Fenrys ficou confuso. Quantos soldados havia conhecido? E porque parecia muito familiarizada com eles?
- Você parece ter muita experiência, falando dessa forma. - Disse o lobo, tentando parecer despretensioso.
- Digamos que sei muito mais do que julgaria necessário. - Disse abrindo um pequeno sorriso.
- Ah...
Parecendo perceber sua confusão, Karen o encarou, os olhos brilhando sob a luz da lua. Linda. Muito linda. Será que há algum soldado em seu coração?Antes que conseguisse voltar a ter pensamentos coerentes, ela semicerrou os olhos e disse:
- Eu vi você.
Mais uma vez Fenrys ficou sem entender. Mas não precisou perguntar nada, porque ela logo esclareceu:
- No dia da batalha, quando Aelin Galathynius abriu os portais e meu povo entrou junto com os humanos e a Tribo dos Lobos, eu vi vocês ao lado de Maeve.
Levou alguns segundos para o guerreiro processar o que ela havia lhe dito. Quando o povo perdido retornara para Terrasen, Fenrys estava caído no chão. Uma ilusão com seu irmão morto dominava sua mente, o tornando incapaz de ver quem estava passando pelo portal. Mas, uma coisa sabia, todos que entraram para este reino lutaram bravamente até que os desgraçados valgs fossem derrotados.
- Você… Você lutou contra o exército valg. Esteve lá, e lutou ao lado de guerreiros. - Disse pasmo, imaginando-a naquele campo de batalha. - Por isso tem esse conhecimento de soldados?
Karen riu, antes de completar:
- Digamos que não tive escolha. - Ela acrescentou quando ele franziu a testa – Eu era a comandante do exército.
Fenrys não conseguiu evitar ficar boquiaberto. Comandante. Não apenas alguém com grandes habilidades de batalha, mas alguém de confiança, inteligência e equilíbrio além do normal. Ela era muito mais do que um rosto bonito e uma voz angelical.

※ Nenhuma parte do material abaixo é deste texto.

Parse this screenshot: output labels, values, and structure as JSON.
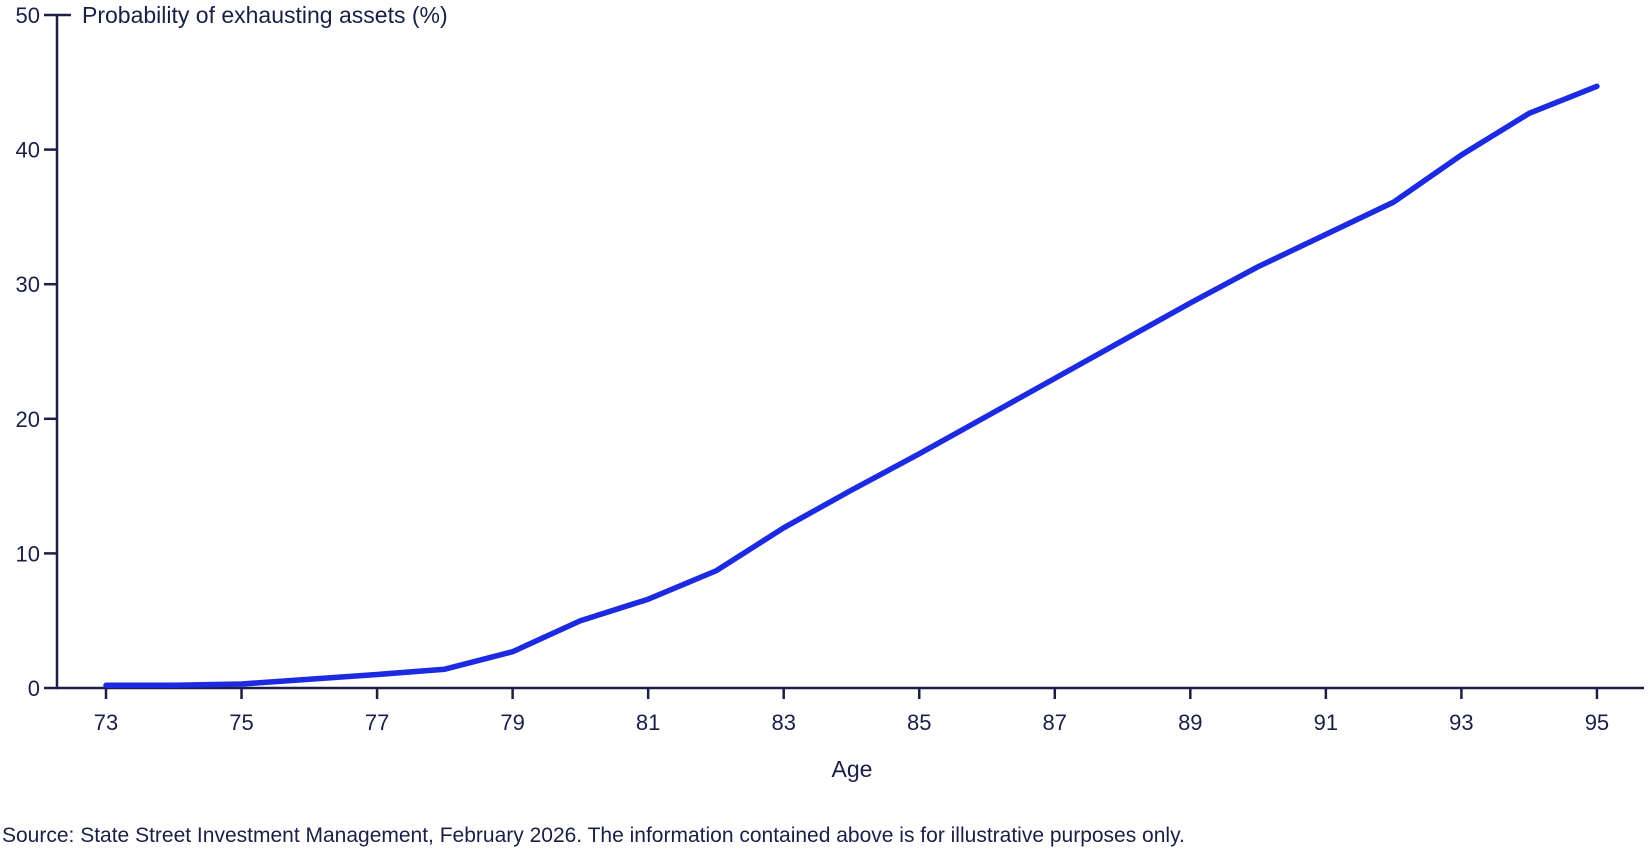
{
  "page": {
    "source_note": "Source: State Street Investment Management, February 2026. The information contained above is for illustrative purposes only."
  },
  "chart_data": {
    "type": "line",
    "title": "Probability of exhausting assets (%)",
    "xlabel": "Age",
    "ylabel": "Probability of exhausting assets (%)",
    "x": [
      73,
      74,
      75,
      76,
      77,
      78,
      79,
      80,
      81,
      82,
      83,
      84,
      85,
      86,
      87,
      88,
      89,
      90,
      91,
      92,
      93,
      94,
      95
    ],
    "series": [
      {
        "name": "Probability of exhausting assets (%)",
        "values": [
          0.2,
          0.2,
          0.3,
          0.65,
          1.0,
          1.4,
          2.7,
          5.0,
          6.6,
          8.7,
          11.9,
          14.7,
          17.4,
          20.2,
          23.0,
          25.8,
          28.6,
          31.3,
          33.7,
          36.1,
          39.6,
          42.7,
          44.7
        ]
      }
    ],
    "xlim": [
      73,
      95
    ],
    "ylim": [
      0,
      50
    ],
    "xticks": [
      73,
      75,
      77,
      79,
      81,
      83,
      85,
      87,
      89,
      91,
      93,
      95
    ],
    "yticks": [
      0,
      10,
      20,
      30,
      40,
      50
    ],
    "grid": false,
    "legend_position": "none",
    "line_color": "#1c2be2",
    "axis_color": "#1b1f45",
    "text_color": "#1b1f45",
    "background_color": "#ffffff"
  }
}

- Isso é fantástico! – Disse ele, quase gritando.
Com um sorriso no rosto ela apenas deu de ombros:
- Não é nada demais. Durante nossa longa vida treinamos para aquela batalha, e este cargo me foi designado sem que eu realmente o cobiçasse. Mas confesso que foi uma experiência inesquecível.
- Ah, eu imagino. Em um campo de batalha é muito mais fácil receber ordens, ou agir conforme seus instintos. Difícil é fazer isso e ainda ter um senso de organização.
Ela riu de forma irônica, entendendo muito bem o que o guerreiro estava dizendo.
- Realmente não é simples. Me designaram àquela função porque achavam que eu teria tal capacidade e confiança, mas nunca é fácil quando alguém que está sob seus cuidados é morto ou gravemente ferido e você precisa continuar. - Ela parou e olhou para a longe com certa melancolia - O mundo foi salvo por duas mulheres fortes, e isso é motivo de muito orgulho. Mas o que as pessoas não sabem, é que o caminho até lá é cheio de perdas e sacrifícios.
Fenrys sabia bem. Quase sempre sonhava com o que perdera. Lembrava da faca entrando naquele coração. Das últimas palavras que lhe foram ditas. Da falta de oportunidade que teve para convencer o irmão de que estava cego.
Ele balançou a cabeça, afastando os pensamentos. Não era o momento para aquilo. O que lhe intrigava era ela. A feérica que roubou seu fôlego quando cantou e que se mostrava alguém com uma história significativa. Ele se perguntou quantos soldados e familiares ela havia perdido sob seu comando.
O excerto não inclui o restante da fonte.